Dynamic fault trees (DFTs) are directed acyclic graphs that are more expressive and more involved than static fault trees. They cater for common dependability patterns, such as spare management, functional dependencies, and sequencing. The DFT behavior is described by continuous-time Markov chains (CTMCs), where transitions correspond to the failure of a basic event. DFT analysis is a well- developed field in reliability engineering; its main bottleneck is the efficient generation and analysis of CTMCs. Recent research showed that the state-space generation can be significantly boosted by exploiting successful reduction techniques from model checking, such as symmetry and partial-order reduction. Accompanied with a fast analysis of CTMCs—determining the DFT’s mean time to failure, or its reliability—using probabilistic model-checking algorithms, this yields a speed up and reduction in memory consumption by a few orders of magnitude compared to state-of- the-art techniques for DFTs.

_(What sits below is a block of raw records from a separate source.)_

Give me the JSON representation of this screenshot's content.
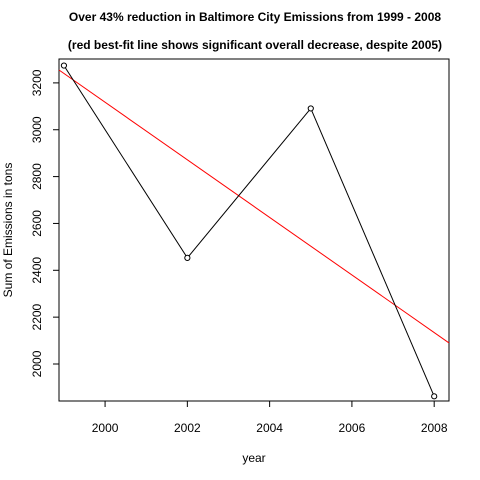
{
  "chart_data": {
    "type": "line",
    "title": "Over 43% reduction in Baltimore City Emissions from 1999 - 2008",
    "subtitle": "(red best-fit line shows significant overall decrease, despite 2005)",
    "xlabel": "year",
    "ylabel": "Sum of Emissions in tons",
    "xlim": [
      1998.88,
      2008.36
    ],
    "ylim": [
      1842,
      3302
    ],
    "xticks": [
      2000,
      2002,
      2004,
      2006,
      2008
    ],
    "yticks": [
      2000,
      2200,
      2400,
      2600,
      2800,
      3000,
      3200
    ],
    "grid": false,
    "legend": "none",
    "series": [
      {
        "x": [
          1999,
          2002,
          2005,
          2008
        ],
        "y": [
          3274,
          2453,
          3091,
          1862
        ],
        "color": "#000000",
        "marker": "open-circle"
      }
    ],
    "fit_line": {
      "points": [
        [
          1998.88,
          3255
        ],
        [
          2008.36,
          2090
        ]
      ],
      "color": "#ff0000"
    }
  }
}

The first main objective of this dissertation project is to apply these new technologies to the safety analysis of railway systems, in particular we would like to compare different kinds of signal boxes and their reliability and to study the impact of different train protection (ATP) and train control systems (ATC). These systems supervise the train movements. Additionally we will examine the new European Train Control System ETCS.

One of the drawbacks of DFT analysis is that the failure rates of all system components are to be fixed in advance. This is a severe restriction as mostly failure rates are not commonly known. This holds in particular for new components. Another source of uncertainty in DFT modelling is the amount of required redundancy in the system. On the other hand, overall system reliability requirements are known. Relevant questions then are: what is the maximal tolerable failure rate of a system component ensuring a mean time to failure that is above a given threshold, e.g., two months (or years)?, and what is the minimal amount of redundancy for a given component so as to establish this MTTF? These questions are of high practical relevance to the safety analysis of railway systems and cannot be answered with current means. For example in the last years railway infrastructure managers (or their suppliers) are asked to guarantee an average availability and capacity for their lines. The relevant question is how many infrastructure elements and how much redundancy to install on a line.

A second objective of this project is to exploit techniques that synthesise all parameter values, and the degree of redundancy such that the DFT satisfies the required mean-time to failure. For parameter synthesis we plan to build upon previous work on Markov chains using exact and/or approximate algorithms.

(This dissertation project is related to project VE2.)